Acórdão do Tribunal da Relação de Coimbra
Processo:
120/15.7GHCVL-A.C1
Nº Convencional: JTRC
Relator: MARIA JOSÉ NOGUEIRA
Descritores: CONCURSO DE CRIMES
CRIME PÚBLICO
CRIME SEMI-PÚBLICO
CRIME PARTICULAR
CONSTITUIÇÃO DE ASSISTENTE
REQUERIMENTO
PRAZO
Data do Acordão: 09/14/2016
Votação: UNANIMIDADE
Tribunal Recurso: CASTELO BRANCO, SECÇÃO CRIMINAL DA INSTÂNCIA LOCAL DA COVILHÃ - J1
Texto Integral: S
Meio Processual: RECURSO CRIMINAL
Decisão: CONFIRMADA
Legislação Nacional: ART. 68.º, N.º 2, DO CPP
Sumário: Mesmo estando em causa o concurso de crimes público, semi-público e particular, ao prazo de requerimento para constituição de assistente, quanto ao último, é aplicável o disposto no n.º 2 do artigo 68.º do CPP.
Decisão Texto Integral:





Acordam os juízes na 5.ª Secção Criminal do Tribunal da Relação de Coimbra

I. Relatório

1. No âmbito dos Autos de Inquérito n.º 120/15.7GHCVL, da Comarca de Castelo Branco, Covilhã – Inst. Local – Secção Criminal – J1, por despacho judicial proferido em 13.02.216 foi indeferido por intempestivo o pedido de constituição de assistente formulado pelo queixoso A..., melhor identificado nos autos, relativamente ao crime de injúria.

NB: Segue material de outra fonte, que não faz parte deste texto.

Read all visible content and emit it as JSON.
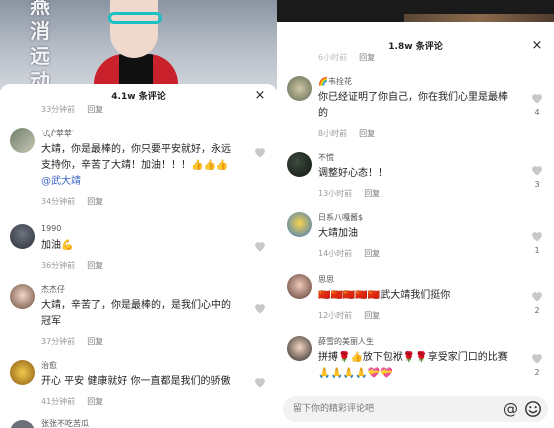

2. Não se conformando com a decisão recorreu o arguido, formulando as seguintes conclusões:

1. O Tribunal “a quo” não admitiu a constituição como assistente do ofendido, ora recorrente quanto ao crime de injúrias, tendo fundamentado o indeferimento na extemporaneidade da apresentação do pedido de constituição de assistente.

2. Salvo o devido respeito, o recorrente/ofendido entende que tal decisão de indeferimento do tribunal “a quo” assenta numa errada interpretação do artigo 68.º, n.ºs 2 e 3 do Código de Processo Penal (CPP).

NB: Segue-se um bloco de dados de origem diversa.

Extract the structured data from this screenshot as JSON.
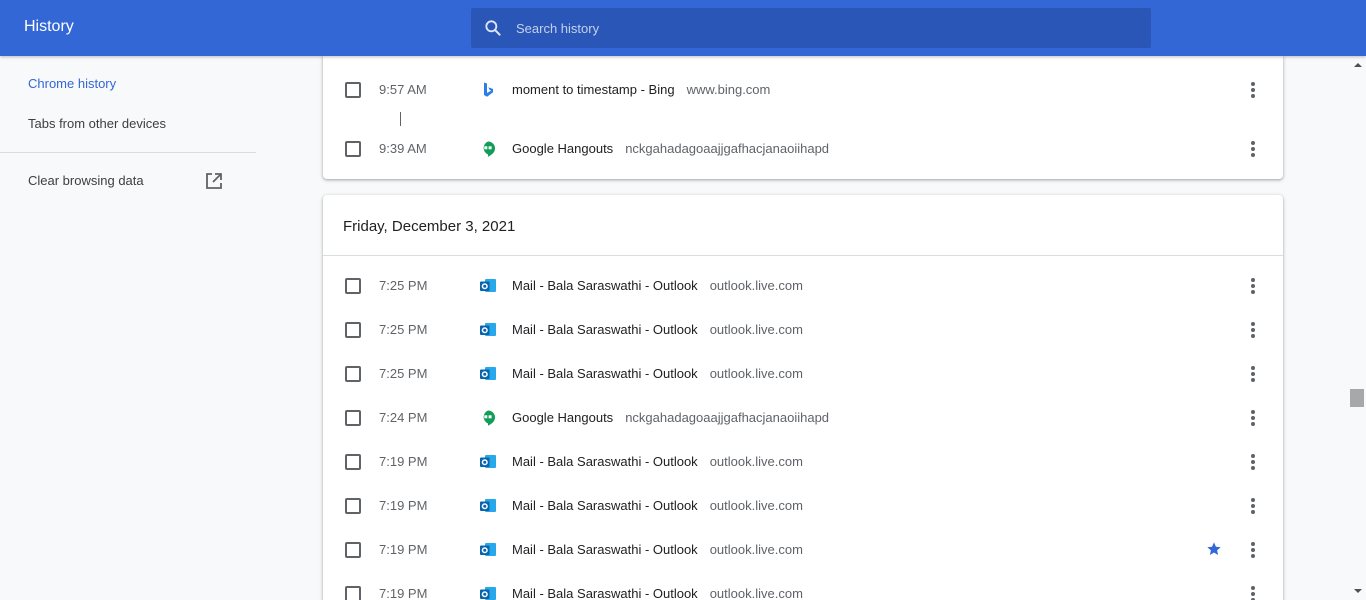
{
  "header": {
    "title": "History",
    "search_placeholder": "Search history"
  },
  "sidebar": {
    "chrome_history": "Chrome history",
    "tabs_other_devices": "Tabs from other devices",
    "clear_browsing_data": "Clear browsing data"
  },
  "group1": {
    "items": [
      {
        "time": "9:57 AM",
        "title": "moment to timestamp - Bing",
        "domain": "www.bing.com",
        "icon": "bing-icon"
      },
      {
        "time": "9:39 AM",
        "title": "Google Hangouts",
        "domain": "nckgahadagoaajjgafhacjanaoiihapd",
        "icon": "hangouts-icon"
      }
    ]
  },
  "group2": {
    "date": "Friday, December 3, 2021",
    "items": [
      {
        "time": "7:25 PM",
        "title": "Mail - Bala Saraswathi - Outlook",
        "domain": "outlook.live.com",
        "icon": "outlook-icon"
      },
      {
        "time": "7:25 PM",
        "title": "Mail - Bala Saraswathi - Outlook",
        "domain": "outlook.live.com",
        "icon": "outlook-icon"
      },
      {
        "time": "7:25 PM",
        "title": "Mail - Bala Saraswathi - Outlook",
        "domain": "outlook.live.com",
        "icon": "outlook-icon"
      },
      {
        "time": "7:24 PM",
        "title": "Google Hangouts",
        "domain": "nckgahadagoaajjgafhacjanaoiihapd",
        "icon": "hangouts-icon"
      },
      {
        "time": "7:19 PM",
        "title": "Mail - Bala Saraswathi - Outlook",
        "domain": "outlook.live.com",
        "icon": "outlook-icon"
      },
      {
        "time": "7:19 PM",
        "title": "Mail - Bala Saraswathi - Outlook",
        "domain": "outlook.live.com",
        "icon": "outlook-icon"
      },
      {
        "time": "7:19 PM",
        "title": "Mail - Bala Saraswathi - Outlook",
        "domain": "outlook.live.com",
        "icon": "outlook-icon",
        "starred": true
      },
      {
        "time": "7:19 PM",
        "title": "Mail - Bala Saraswathi - Outlook",
        "domain": "outlook.live.com",
        "icon": "outlook-icon"
      }
    ]
  },
  "colors": {
    "header_bg": "#3367d6",
    "search_bg": "#2a56b8",
    "accent": "#3367d6",
    "outlook": "#0a64ad",
    "hangouts": "#0f9d58",
    "bing": "#2b7de9"
  }
}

3. Os factos denunciados indiciam a prática de dois crimes, um crime de injúrias e um crime de ofensas à integridade física, ou seja, um crime de natureza particular e um crime de natureza semi-público.

4 O disposto no artigo 68.º, nº 2 do CPP só é aplicável quando estejam em causa apenas crimes de natureza particular sendo nesse sentido que tem sido interpretado o Acórdão de Fixação de Jurisprudência n.º 1/2011, de 26 de Janeiro.

5. Tendo sido efetuada uma única denúncia, e estendo em causa crimes particulares, semi-públicos e públicos, o prazo para a constituição de assistente em relação a todos eles é o que decorre do n.º 3 do artigo 68.º do CPP.

6. Em suma, desde que estejam em causa crimes de natureza diferente (particular, semi-público e público), o prazo para apresentação de requerimento de constituição como assistente é apenas o previsto no artigo 68.º, n.º 3 do CPP, e não o previsto no n.º 2 desse mesmo artigo (vide nesse sentido o acórdão da Secção Criminal do Tribunal da Relação de Lisboa de 06.03.2012, Processo n.º 473/10.3PVLSB-A.L1, publicado na Coletânea de Jurisprudência, Tomo II, de 2012, págs. 129 e ss.).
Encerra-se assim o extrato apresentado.